The development of artificial intelligence technologies is accelerating at a breakneck speed, and NVIDIA’s latest card will only compound that.
Modern AI research and development is based on machine learning, which usually requires either specialized cards or large arrays of powerful video cards. Either would cost many thousands of dollars, placing this somewhat out of the hands of ordinary people.
However, NVIDIA just released a new version of their specialized AI hardware that is a fraction of the price while offering comparable speeds. This means that anyone sufficiently motivated can now not only work on AI code from their home, but actually develop working AI systems for a reasonable time and cost.
Out of nowhere, NVIDIA has revealed the NVIDIA Titan V today at the 2017 Neural Information Processing Systems conference, with CEO Jen-Hsun Huang flashing out the card on stage. A mere 7 months after Volta was announced with the Tesla V100 accelerator and the GV100 GPU inside it, NVIDIA continues its breakneck pace by releasing the GV100-powered Titan V, available for sale today. Aimed at a decidedly more compute-oriented market than ever before, the 815 mm2 behemoth die that is GV100 is now available to the broader public.
Sure. But can it run Crysis tho?
For the spec sheet we’ve gone ahead and lined it up against NVIDA’s other Pascal cards, and for good reason.

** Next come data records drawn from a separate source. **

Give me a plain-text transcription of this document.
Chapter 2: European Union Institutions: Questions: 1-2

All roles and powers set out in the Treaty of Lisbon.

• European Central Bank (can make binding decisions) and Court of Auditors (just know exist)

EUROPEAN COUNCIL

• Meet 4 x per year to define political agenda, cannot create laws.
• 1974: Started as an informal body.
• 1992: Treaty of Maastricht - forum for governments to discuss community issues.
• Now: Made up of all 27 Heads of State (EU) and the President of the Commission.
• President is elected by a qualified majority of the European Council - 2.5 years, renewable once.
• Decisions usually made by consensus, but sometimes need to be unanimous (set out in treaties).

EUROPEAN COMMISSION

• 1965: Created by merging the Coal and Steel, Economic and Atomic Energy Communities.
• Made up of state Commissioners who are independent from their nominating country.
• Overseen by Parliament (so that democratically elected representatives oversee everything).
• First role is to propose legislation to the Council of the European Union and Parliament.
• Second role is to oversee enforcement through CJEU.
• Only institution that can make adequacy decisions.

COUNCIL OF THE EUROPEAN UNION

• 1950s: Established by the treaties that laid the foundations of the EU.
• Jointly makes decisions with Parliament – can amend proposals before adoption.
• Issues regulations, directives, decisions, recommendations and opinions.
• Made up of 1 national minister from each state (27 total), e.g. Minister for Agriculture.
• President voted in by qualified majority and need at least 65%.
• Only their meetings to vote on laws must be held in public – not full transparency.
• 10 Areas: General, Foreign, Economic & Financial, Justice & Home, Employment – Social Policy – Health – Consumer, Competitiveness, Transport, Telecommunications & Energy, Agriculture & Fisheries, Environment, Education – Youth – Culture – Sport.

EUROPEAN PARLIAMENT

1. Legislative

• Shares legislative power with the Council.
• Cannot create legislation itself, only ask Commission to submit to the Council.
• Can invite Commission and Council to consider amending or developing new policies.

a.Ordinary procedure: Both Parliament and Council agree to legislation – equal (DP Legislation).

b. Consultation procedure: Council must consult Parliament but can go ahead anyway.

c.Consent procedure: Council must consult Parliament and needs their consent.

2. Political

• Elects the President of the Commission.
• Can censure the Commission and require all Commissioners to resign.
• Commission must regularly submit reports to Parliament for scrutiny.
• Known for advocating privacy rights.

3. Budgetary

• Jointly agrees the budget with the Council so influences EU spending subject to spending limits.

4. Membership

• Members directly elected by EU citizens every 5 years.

While the Titan series of cards may have started life as a prosumer card in 2013, since then NVIDIA’s GPU designs have become increasingly divergent between compute and graphics. And even though the previous Titan Xp was based on the more graphics-focused GP102 GPU, the card itself was primarily (but not solely) pitched as an entry-level compute card, for customers who needed a (relatively) cheap way to do FP32 compute and neural network inferencing in workstations and small clusters.
The Titan V, by extension, sees the Titan lineup finally switch loyalties and start using NVIDIA’s high-end compute-focused GPUs, in this case the Volta architecture based V100. The end result is that rather than being NVIDIA’s top prosumer card, the Titan V is decidedly more focused on compute, particularly due to the combination of the price tag and the unique feature set that comes from using the GV100 GPU. Which isn’t to say that you can’t do graphics on the card – this is still very much a video card, outputs and all – but NVIDIA is first and foremost promoting it as a workstation-level AI compute card, and by extension focusing on the GV100 GPU’s unique tensor cores and the massive neural networking performance advantages they offer over earlier NVIDIA cards.

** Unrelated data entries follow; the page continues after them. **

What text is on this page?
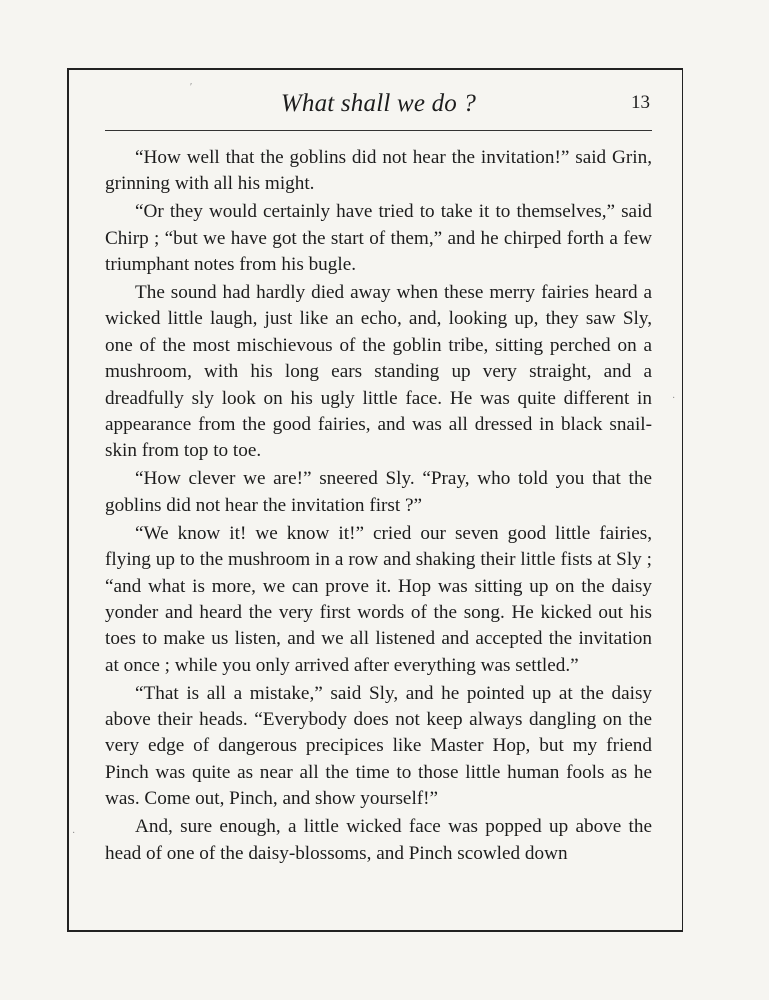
What shall we do ?	13

“How well that the goblins did not hear the invitation!” said Grin, grinning with all his might.

“Or they would certainly have tried to take it to themselves,” said Chirp ; “but we have got the start of them,” and he chirped forth a few triumphant notes from his bugle.

The sound had hardly died away when these merry fairies heard a wicked little laugh, just like an echo, and, looking up, they saw Sly, one of the most mischievous of the goblin tribe, sitting perched on a mushroom, with his long ears standing up very straight, and a dreadfully sly look on his ugly little face. He was quite different in appearance from the good fairies, and was all dressed in black snail-skin from top to toe.

“How clever we are!” sneered Sly. “Pray, who told you that the goblins did not hear the invitation first ?”

“We know it! we know it!” cried our seven good little fairies, flying up to the mushroom in a row and shaking their little fists at Sly ; “and what is more, we can prove it. Hop was sitting up on the daisy yonder and heard the very first words of the song. He kicked out his toes to make us listen, and we all listened and accepted the invitation at once ; while you only arrived after everything was settled.”

“That is all a mistake,” said Sly, and he pointed up at the daisy above their heads. “Everybody does not keep always dangling on the very edge of dangerous precipices like Master Hop, but my friend Pinch was quite as near all the time to those little human fools as he was. Come out, Pinch, and show yourself!”

And, sure enough, a little wicked face was popped up above the head of one of the daisy-blossoms, and Pinch scowled down

ʹ
·
·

The AI revolution is coming.
At just $3000, middle class White people can afford to buy this card and start creating some interesting applications. This could be the start of something huge – until now, applications of AI technology has been restricted to companies and other organizations with a profit motive, or organizations with a leftist ideological bent.
Think of the potential. The “make-up remover” app is only the beginning.
Automated trolling systems. Jew facial recognition more accurate than any Nazi. Chatbots that redpill people. An app that outs homos, or detects undercover trannies.
Once high-agency goys get their hands on this tech and start working those neurons, there’s nothing that can’t be done.